Kelley has ideas for reforming the system, such as requiring in-service training for board members, offering small salaries to attract a different type of candidate and making superintendents state employees assigned to different districts. Kelley also says board members should have competency in areas such as business and fiscal management. "The problem is you have local people on school boards who don't know beans about running an educational system," he says.
Negroni disagrees. He says requiring candidates to meet certain standards in order to gain a seat on the board interferes with the democratic process. And Smoley contends that those who run for school board with a particular agenda in mind quickly broaden their perspective once they're elected and see how the system works.
One scenario floated in Prince George's County is to appoint at least three board members, preferably with backgrounds in education or corporate management.
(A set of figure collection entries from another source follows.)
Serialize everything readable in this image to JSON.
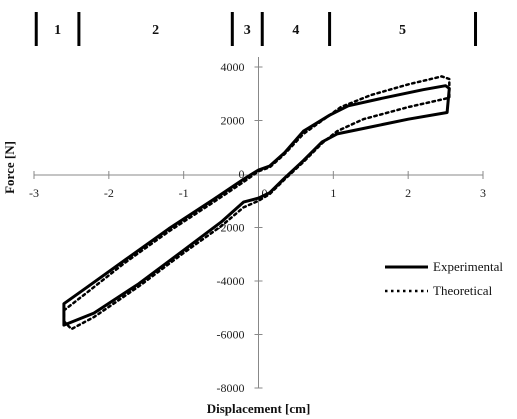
{
  "chart_data": {
    "type": "line",
    "title": "",
    "xlabel": "Displacement [cm]",
    "ylabel": "Force [N]",
    "xlim": [
      -3,
      3
    ],
    "ylim": [
      -8000,
      4000
    ],
    "xticks": [
      -3,
      -2,
      -1,
      0,
      1,
      2,
      3
    ],
    "yticks": [
      -8000,
      -6000,
      -4000,
      -2000,
      2000,
      4000
    ],
    "grid": false,
    "legend": "right",
    "regions": [
      {
        "label": "1",
        "x_start": -2.97,
        "x_end": -2.4
      },
      {
        "label": "2",
        "x_start": -2.4,
        "x_end": -0.35
      },
      {
        "label": "3",
        "x_start": -0.35,
        "x_end": 0.05
      },
      {
        "label": "4",
        "x_start": 0.05,
        "x_end": 0.95
      },
      {
        "label": "5",
        "x_start": 0.95,
        "x_end": 2.9
      }
    ],
    "series": [
      {
        "name": "Experimental",
        "style": "solid",
        "color": "#000000",
        "x": [
          -2.6,
          -2.6,
          -2.2,
          -1.6,
          -1.0,
          -0.5,
          -0.2,
          0.0,
          0.15,
          0.35,
          0.6,
          0.85,
          1.05,
          1.4,
          2.0,
          2.52,
          2.55,
          2.5,
          2.2,
          1.6,
          1.2,
          0.95,
          0.6,
          0.35,
          0.15,
          0.0,
          -0.2,
          -0.6,
          -1.2,
          -1.8,
          -2.3,
          -2.6
        ],
        "y": [
          -4850,
          -5650,
          -5200,
          -4100,
          -2850,
          -1800,
          -1050,
          -900,
          -700,
          -150,
          500,
          1200,
          1500,
          1700,
          2050,
          2300,
          3200,
          3300,
          3150,
          2800,
          2550,
          2200,
          1600,
          800,
          300,
          150,
          -200,
          -950,
          -2050,
          -3250,
          -4250,
          -4850
        ]
      },
      {
        "name": "Theoretical",
        "style": "dotted",
        "color": "#000000",
        "x": [
          -2.6,
          -2.5,
          -2.2,
          -1.6,
          -1.0,
          -0.5,
          -0.2,
          0.0,
          0.15,
          0.35,
          0.6,
          0.85,
          1.05,
          1.4,
          2.0,
          2.55,
          2.55,
          2.45,
          2.0,
          1.5,
          1.1,
          0.9,
          0.6,
          0.35,
          0.15,
          0.0,
          -0.2,
          -0.6,
          -1.2,
          -1.8,
          -2.3,
          -2.6
        ],
        "y": [
          -5500,
          -5800,
          -5350,
          -4200,
          -2950,
          -1950,
          -1250,
          -1000,
          -750,
          -200,
          450,
          1150,
          1600,
          2050,
          2500,
          2850,
          3550,
          3650,
          3350,
          2950,
          2500,
          2100,
          1500,
          750,
          250,
          100,
          -300,
          -1050,
          -2150,
          -3350,
          -4450,
          -5100
        ]
      }
    ]
  }
}
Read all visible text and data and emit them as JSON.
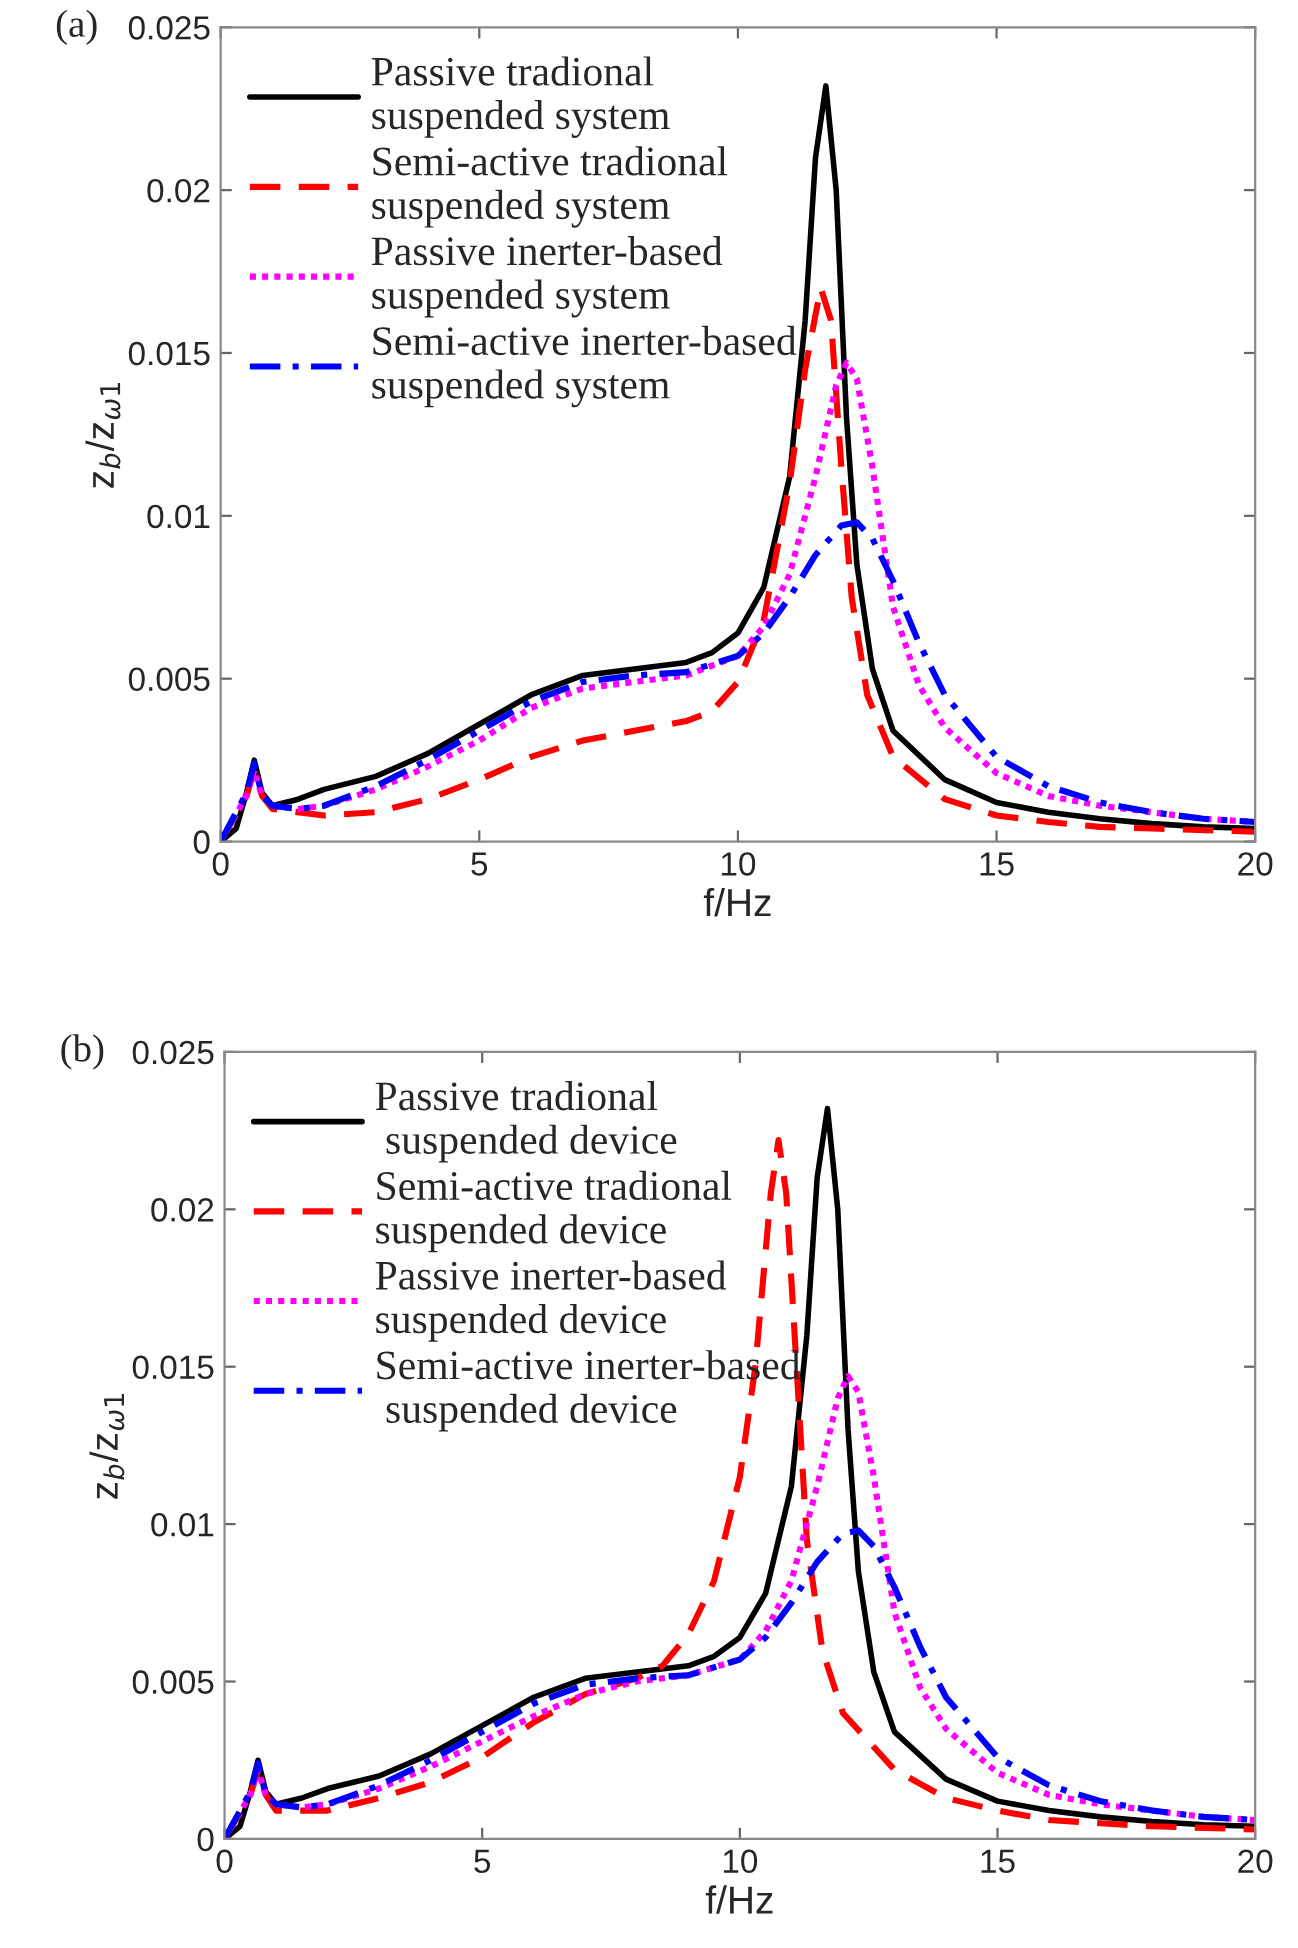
{
  "chart_data": [
    {
      "type": "line",
      "title": "(a)",
      "xlabel": "f/Hz",
      "ylabel": "z$_{b}$/z$_{ω1}$",
      "xlim": [
        0,
        20
      ],
      "xticks": [
        0,
        5,
        10,
        15,
        20
      ],
      "ylim": [
        0,
        0.025
      ],
      "yticks": [
        0,
        0.005,
        0.01,
        0.015,
        0.02,
        0.025
      ],
      "grid": false,
      "legend": "top left",
      "series": [
        {
          "name": "Passive tradional\nsuspended system",
          "color": "#000000",
          "line_style": "solid",
          "x": [
            0,
            0.3,
            0.5,
            0.65,
            0.8,
            1.0,
            1.5,
            2,
            3,
            4,
            5,
            6,
            7,
            8,
            9,
            9.5,
            10,
            10.5,
            11,
            11.3,
            11.5,
            11.7,
            11.9,
            12.1,
            12.3,
            12.6,
            13,
            14,
            15,
            16,
            17,
            18,
            19,
            20
          ],
          "values": [
            0,
            0.0004,
            0.0015,
            0.0025,
            0.0015,
            0.0011,
            0.0013,
            0.0016,
            0.002,
            0.0027,
            0.0036,
            0.0045,
            0.0051,
            0.0053,
            0.0055,
            0.0058,
            0.0064,
            0.0078,
            0.0112,
            0.016,
            0.021,
            0.0232,
            0.02,
            0.013,
            0.0085,
            0.0053,
            0.0034,
            0.0019,
            0.0012,
            0.0009,
            0.0007,
            0.00055,
            0.00045,
            0.0004
          ]
        },
        {
          "name": "Semi-active tradional\nsuspended system",
          "color": "#ff0000",
          "line_style": "dashed",
          "x": [
            0,
            0.5,
            0.65,
            0.8,
            1,
            2,
            3,
            4,
            5,
            6,
            7,
            8,
            9,
            9.5,
            10,
            10.5,
            11,
            11.3,
            11.6,
            11.8,
            12,
            12.2,
            12.5,
            13,
            14,
            15,
            16,
            17,
            18,
            20
          ],
          "values": [
            0,
            0.0014,
            0.0022,
            0.0014,
            0.001,
            0.0008,
            0.0009,
            0.0013,
            0.0019,
            0.0026,
            0.0031,
            0.0034,
            0.0037,
            0.004,
            0.0049,
            0.0068,
            0.011,
            0.0145,
            0.017,
            0.016,
            0.0115,
            0.0075,
            0.0045,
            0.0026,
            0.0013,
            0.0008,
            0.0006,
            0.00045,
            0.0004,
            0.0003
          ]
        },
        {
          "name": "Passive inerter-based\nsuspended system",
          "color": "#ff00ff",
          "line_style": "dotted",
          "x": [
            0,
            0.5,
            0.65,
            0.8,
            1,
            1.5,
            2,
            3,
            4,
            5,
            6,
            7,
            8,
            9,
            10,
            10.5,
            11,
            11.5,
            11.9,
            12.1,
            12.3,
            12.6,
            13,
            13.5,
            14,
            15,
            16,
            17,
            18,
            19,
            20
          ],
          "values": [
            0,
            0.0014,
            0.0022,
            0.0014,
            0.0011,
            0.001,
            0.0011,
            0.0016,
            0.0023,
            0.0031,
            0.0041,
            0.0047,
            0.0049,
            0.0051,
            0.0057,
            0.0066,
            0.0082,
            0.0112,
            0.014,
            0.0147,
            0.0142,
            0.0115,
            0.0072,
            0.0048,
            0.0035,
            0.0021,
            0.0014,
            0.0011,
            0.0009,
            0.0007,
            0.0006
          ]
        },
        {
          "name": "Semi-active inerter-based\nsuspended system",
          "color": "#0000ff",
          "line_style": "dashdot",
          "x": [
            0,
            0.5,
            0.65,
            0.8,
            1,
            1.5,
            2,
            3,
            4,
            5,
            6,
            7,
            8,
            9,
            10,
            10.5,
            11,
            11.5,
            12,
            12.3,
            12.6,
            13,
            13.5,
            14,
            15,
            16,
            17,
            18,
            19,
            20
          ],
          "values": [
            0,
            0.0015,
            0.0024,
            0.0014,
            0.0011,
            0.001,
            0.0011,
            0.0017,
            0.0025,
            0.0034,
            0.0043,
            0.0049,
            0.0051,
            0.0052,
            0.0057,
            0.0064,
            0.0075,
            0.0088,
            0.0097,
            0.0098,
            0.0093,
            0.008,
            0.0061,
            0.0045,
            0.0026,
            0.0017,
            0.0012,
            0.0009,
            0.0007,
            0.0006
          ]
        }
      ]
    },
    {
      "type": "line",
      "title": "(b)",
      "xlabel": "f/Hz",
      "ylabel": "z$_{b}$/z$_{ω1}$",
      "xlim": [
        0,
        20
      ],
      "xticks": [
        0,
        5,
        10,
        15,
        20
      ],
      "ylim": [
        0,
        0.025
      ],
      "yticks": [
        0,
        0.005,
        0.01,
        0.015,
        0.02,
        0.025
      ],
      "grid": false,
      "legend": "top left",
      "series": [
        {
          "name": "Passive tradional\n suspended device",
          "color": "#000000",
          "line_style": "solid",
          "x": [
            0,
            0.3,
            0.5,
            0.65,
            0.8,
            1.0,
            1.5,
            2,
            3,
            4,
            5,
            6,
            7,
            8,
            9,
            9.5,
            10,
            10.5,
            11,
            11.3,
            11.5,
            11.7,
            11.9,
            12.1,
            12.3,
            12.6,
            13,
            14,
            15,
            16,
            17,
            18,
            19,
            20
          ],
          "values": [
            0,
            0.0004,
            0.0015,
            0.0025,
            0.0015,
            0.0011,
            0.0013,
            0.0016,
            0.002,
            0.0027,
            0.0036,
            0.0045,
            0.0051,
            0.0053,
            0.0055,
            0.0058,
            0.0064,
            0.0078,
            0.0112,
            0.016,
            0.021,
            0.0232,
            0.02,
            0.013,
            0.0085,
            0.0053,
            0.0034,
            0.0019,
            0.0012,
            0.0009,
            0.0007,
            0.00055,
            0.00045,
            0.0004
          ]
        },
        {
          "name": "Semi-active tradional\nsuspended device",
          "color": "#ff0000",
          "line_style": "dashed",
          "x": [
            0,
            0.5,
            0.65,
            0.8,
            1,
            2,
            3,
            4,
            5,
            6,
            7,
            8,
            8.5,
            9,
            9.5,
            10,
            10.3,
            10.6,
            10.75,
            10.9,
            11.1,
            11.3,
            11.6,
            12,
            13,
            14,
            15,
            16,
            18,
            20
          ],
          "values": [
            0,
            0.0014,
            0.0022,
            0.0014,
            0.0009,
            0.0009,
            0.0013,
            0.0018,
            0.0026,
            0.0037,
            0.0046,
            0.0051,
            0.0055,
            0.0065,
            0.0082,
            0.0115,
            0.015,
            0.0205,
            0.0222,
            0.0205,
            0.015,
            0.0095,
            0.006,
            0.004,
            0.0022,
            0.0013,
            0.0009,
            0.0006,
            0.0004,
            0.0003
          ]
        },
        {
          "name": "Passive inerter-based\nsuspended device",
          "color": "#ff00ff",
          "line_style": "dotted",
          "x": [
            0,
            0.5,
            0.65,
            0.8,
            1,
            1.5,
            2,
            3,
            4,
            5,
            6,
            7,
            8,
            9,
            10,
            10.5,
            11,
            11.5,
            11.9,
            12.1,
            12.3,
            12.6,
            13,
            13.5,
            14,
            15,
            16,
            17,
            18,
            19,
            20
          ],
          "values": [
            0,
            0.0014,
            0.0022,
            0.0014,
            0.0011,
            0.001,
            0.0011,
            0.0016,
            0.0023,
            0.0031,
            0.0039,
            0.0046,
            0.005,
            0.0052,
            0.0057,
            0.0066,
            0.0082,
            0.0112,
            0.014,
            0.0147,
            0.0142,
            0.0115,
            0.0072,
            0.0048,
            0.0035,
            0.0021,
            0.0014,
            0.0011,
            0.0009,
            0.0007,
            0.0006
          ]
        },
        {
          "name": "Semi-active inerter-based\n suspended device",
          "color": "#0000ff",
          "line_style": "dashdot",
          "x": [
            0,
            0.5,
            0.65,
            0.8,
            1,
            1.5,
            2,
            3,
            4,
            5,
            6,
            7,
            8,
            9,
            10,
            10.5,
            11,
            11.5,
            12,
            12.3,
            12.6,
            13,
            13.5,
            14,
            15,
            16,
            17,
            18,
            19,
            20
          ],
          "values": [
            0,
            0.0015,
            0.0024,
            0.0014,
            0.0011,
            0.001,
            0.0011,
            0.0017,
            0.0025,
            0.0034,
            0.0043,
            0.0049,
            0.0051,
            0.0052,
            0.0057,
            0.0064,
            0.0075,
            0.0088,
            0.0097,
            0.0098,
            0.0093,
            0.008,
            0.0061,
            0.0045,
            0.0026,
            0.0017,
            0.0012,
            0.0009,
            0.0007,
            0.0006
          ]
        }
      ]
    }
  ]
}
In Boston and Cleveland, appointed boards overseen by state or city leaders have been successful. But there's not enough evidence to suggest that appointed boards work better than elected ones, according to the experts.
What it comes down to is this: An effective school system is run not by blame and accusation but by communication, cooperation and trust. Metts and the Prince George's County school board are out to learn that the hard way. At press time, the board had filed an appeal in circuit court challenging the decision to reinstate Metts. Resolving the differences between the superintendent and the board may be a long shot, but one well worth it. As Kelley points out: "So little continuity is not good for the kids or their education. In the long run, it hurts a community to drive a superintendent out of town."